У нее глаза расширились. Проняло девочку.

– Государь, – говорит, – вы же не собираетесь…

– Я считаю, что вам нечего делать в провинции. Жена должна жить в доме мужа, не так ли?

Презрительную мину как водой смыло.

– Государь, – говорит (уже умоляюще), – но Людвиг остался с вашей матушкой… Ребенку необходимо…

– За ним всегда можно послать, – говорю. Улыбаюсь. – И все будет, как в лучших традициях, – счастливое семейство. Правда, моя дорогая?

Она тоже купилась на воспоминания подростка. Давно со мной не видавшись, думала, что я так же беззащитен перед ее шпильками, как и раньше. И что я ее жалею, и поэтому она может гадить мне на голову. Большая ошибка.

Я ее больше не жалел. Я смотрел, как она разыгрывает роль оскорбленной королевы, – и перед взором моей памяти стояла Магдала, Магдала, убитая лучниками Ричарда, Магдала, лучшая из женщин. Которая отвечала за каждое слово, взвешивала каждую мысль… А Розамунда не знает, что такое король-тиран и муж-деспот. Только воображает, что знает.

Может быть, показать ей?

– Я непременно постараюсь нынче освободиться пораньше, любовь моя, – сказал я. С самой нежной улыбкой. – И навещу вас. Вы, вероятно, скучали без меня, государыня?

А она, совсем спав с лица, пробормотала в пол:

– Позвольте мне удалиться, пожалуйста…

Я изобразил самое лучезарное добродушие, какое только смог, – она, вероятно, увидела ухмылку бешеного волка, судя по реакции.

– Идите-идите, – говорю. – Припудрите носик. До вечера, моя королева.

Она выскочила из моего кабинета бегом. Дуэнья за ней еле поспевала.

Наверное, мне не следовало обходиться с Розамундой настолько цинично. Но чувства были слишком сильны: мое детское желание видеть ее счастливой, мои последующие попытки устроить ее удобно и оградить от своего общества, мой последний нелепый порыв поговорить с ней по-человечески…

После уроков Магдалы. После ее чистейшей дружбы.

Я заявился к Розамунде той же ночью.

Она так взглянула на меня, когда я вошел в ее опочивальню, будто не могла поверить в мое присутствие. А я скорчил плотоядную мину, ухмыльнулся погаже и сказал:

– Добрый вечер, душенька. Вы весьма милы.
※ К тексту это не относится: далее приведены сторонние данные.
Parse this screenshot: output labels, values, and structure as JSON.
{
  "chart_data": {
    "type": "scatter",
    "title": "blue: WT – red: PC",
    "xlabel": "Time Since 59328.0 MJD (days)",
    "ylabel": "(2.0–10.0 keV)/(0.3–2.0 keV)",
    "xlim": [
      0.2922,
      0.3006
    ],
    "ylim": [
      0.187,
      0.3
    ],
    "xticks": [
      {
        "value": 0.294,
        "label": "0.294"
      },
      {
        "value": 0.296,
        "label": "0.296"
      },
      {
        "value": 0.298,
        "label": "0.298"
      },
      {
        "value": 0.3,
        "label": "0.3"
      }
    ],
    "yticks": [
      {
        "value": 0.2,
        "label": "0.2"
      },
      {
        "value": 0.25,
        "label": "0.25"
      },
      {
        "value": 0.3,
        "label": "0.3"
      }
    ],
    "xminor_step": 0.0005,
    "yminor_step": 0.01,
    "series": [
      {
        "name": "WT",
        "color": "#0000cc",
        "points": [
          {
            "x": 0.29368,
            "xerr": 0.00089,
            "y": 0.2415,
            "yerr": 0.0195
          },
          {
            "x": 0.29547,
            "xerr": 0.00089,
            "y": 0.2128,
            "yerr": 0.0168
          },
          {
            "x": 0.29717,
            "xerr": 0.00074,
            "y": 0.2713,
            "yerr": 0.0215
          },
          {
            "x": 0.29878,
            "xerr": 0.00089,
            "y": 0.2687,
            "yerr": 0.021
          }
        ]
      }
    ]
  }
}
Неинтересно рассказывать, что в ту ночь происходило. На мой взгляд, это приравнивалось к опале или казни. Я не наслаждаюсь, силой принуждая кого-либо к ласкам, но на этот раз насилие почти успокоило меня. Умиротворило. Три года моих мучений стоили этой ночи – этой мести, я хочу сказать.

По-моему, женщине можно отомстить только двумя способами – приблизив ее к себе или удалив ее от себя. В зависимости от сопутствующих обстоятельств.
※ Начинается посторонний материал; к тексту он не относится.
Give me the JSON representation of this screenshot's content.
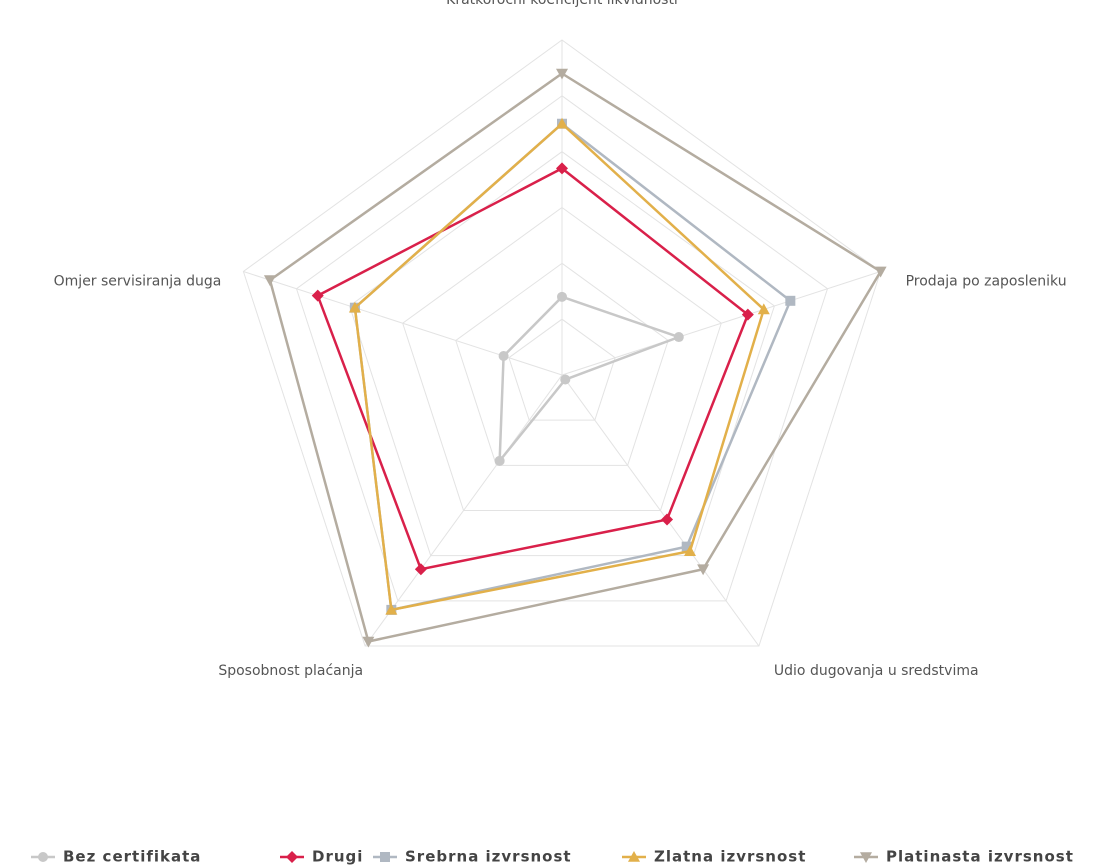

Я говорил ей самые пошлые нежности, на которые у меня хватило фантазии. Вроде «вы – моя фиалочка, душенька». И убеждал с постной рожей, что жене грешно сопротивляться мужу. И все такое.

Она вопила, уже не думая о холодной светскости и заученных приемах, что я – грязный мерзавец, что у меня нет чести и что я бессердечен. И когда я наслушался вдоволь этих искреннейших излияний, то сказал:

– Теперь, сударыня, вы, по крайней мере, можете говорить эти слова с полным сознанием своей правоты. Это любезность, правда?
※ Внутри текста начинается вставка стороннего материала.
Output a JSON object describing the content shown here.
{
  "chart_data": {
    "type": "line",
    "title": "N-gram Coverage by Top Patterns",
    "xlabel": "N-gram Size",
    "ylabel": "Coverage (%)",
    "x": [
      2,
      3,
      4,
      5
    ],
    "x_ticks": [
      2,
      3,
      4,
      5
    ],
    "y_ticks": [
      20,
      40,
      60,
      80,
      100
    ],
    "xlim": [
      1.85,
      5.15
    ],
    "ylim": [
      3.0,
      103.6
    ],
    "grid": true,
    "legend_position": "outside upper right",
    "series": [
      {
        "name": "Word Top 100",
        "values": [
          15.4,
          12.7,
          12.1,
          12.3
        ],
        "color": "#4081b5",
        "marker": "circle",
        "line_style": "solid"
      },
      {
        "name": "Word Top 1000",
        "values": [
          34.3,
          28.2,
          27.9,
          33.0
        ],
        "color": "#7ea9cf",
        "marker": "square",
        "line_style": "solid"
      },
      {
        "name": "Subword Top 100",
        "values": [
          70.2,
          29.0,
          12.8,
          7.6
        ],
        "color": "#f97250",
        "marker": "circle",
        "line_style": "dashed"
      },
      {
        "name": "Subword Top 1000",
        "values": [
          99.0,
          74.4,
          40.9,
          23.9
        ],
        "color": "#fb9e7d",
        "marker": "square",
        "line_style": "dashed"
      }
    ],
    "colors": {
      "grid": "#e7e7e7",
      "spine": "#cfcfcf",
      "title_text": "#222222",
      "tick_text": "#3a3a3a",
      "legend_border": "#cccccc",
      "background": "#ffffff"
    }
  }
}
Розамунда швырнула в меня подушкой и разрыдалась.

От бессильной ярости – не угодно ли?

Она прожила в столице всю зиму. Я дал несколько балов, чтобы иметь скромное удовольствие потанцевать с супругой. Таскал ее по приемам. Узнал немало интересного о ее новой личности – или о ее обычной личности, которая всегда была скрыта от моих глаз.

 

Несмотря на свой крайний аристократизм, моя возлюбленная супруга была, на мой взгляд, глупа и жестока. Ей претило все, что может доставить человеку радость, – такие предметы и поступки казались ей греховными. Моя Розамунда развлекалась разбором придворных сплетен, осуждая изо всех сил тех моих подданных, которым против всех официальных условностей удавалось денек побыть счастливыми. Однажды сказала, к примеру, что, по ее мнению, неверных жен и падших женщин нужно приговаривать к публичному наказанию плетьми, а если плотские утехи отдают противоестественным – то жечь, как еретиков и ведьм.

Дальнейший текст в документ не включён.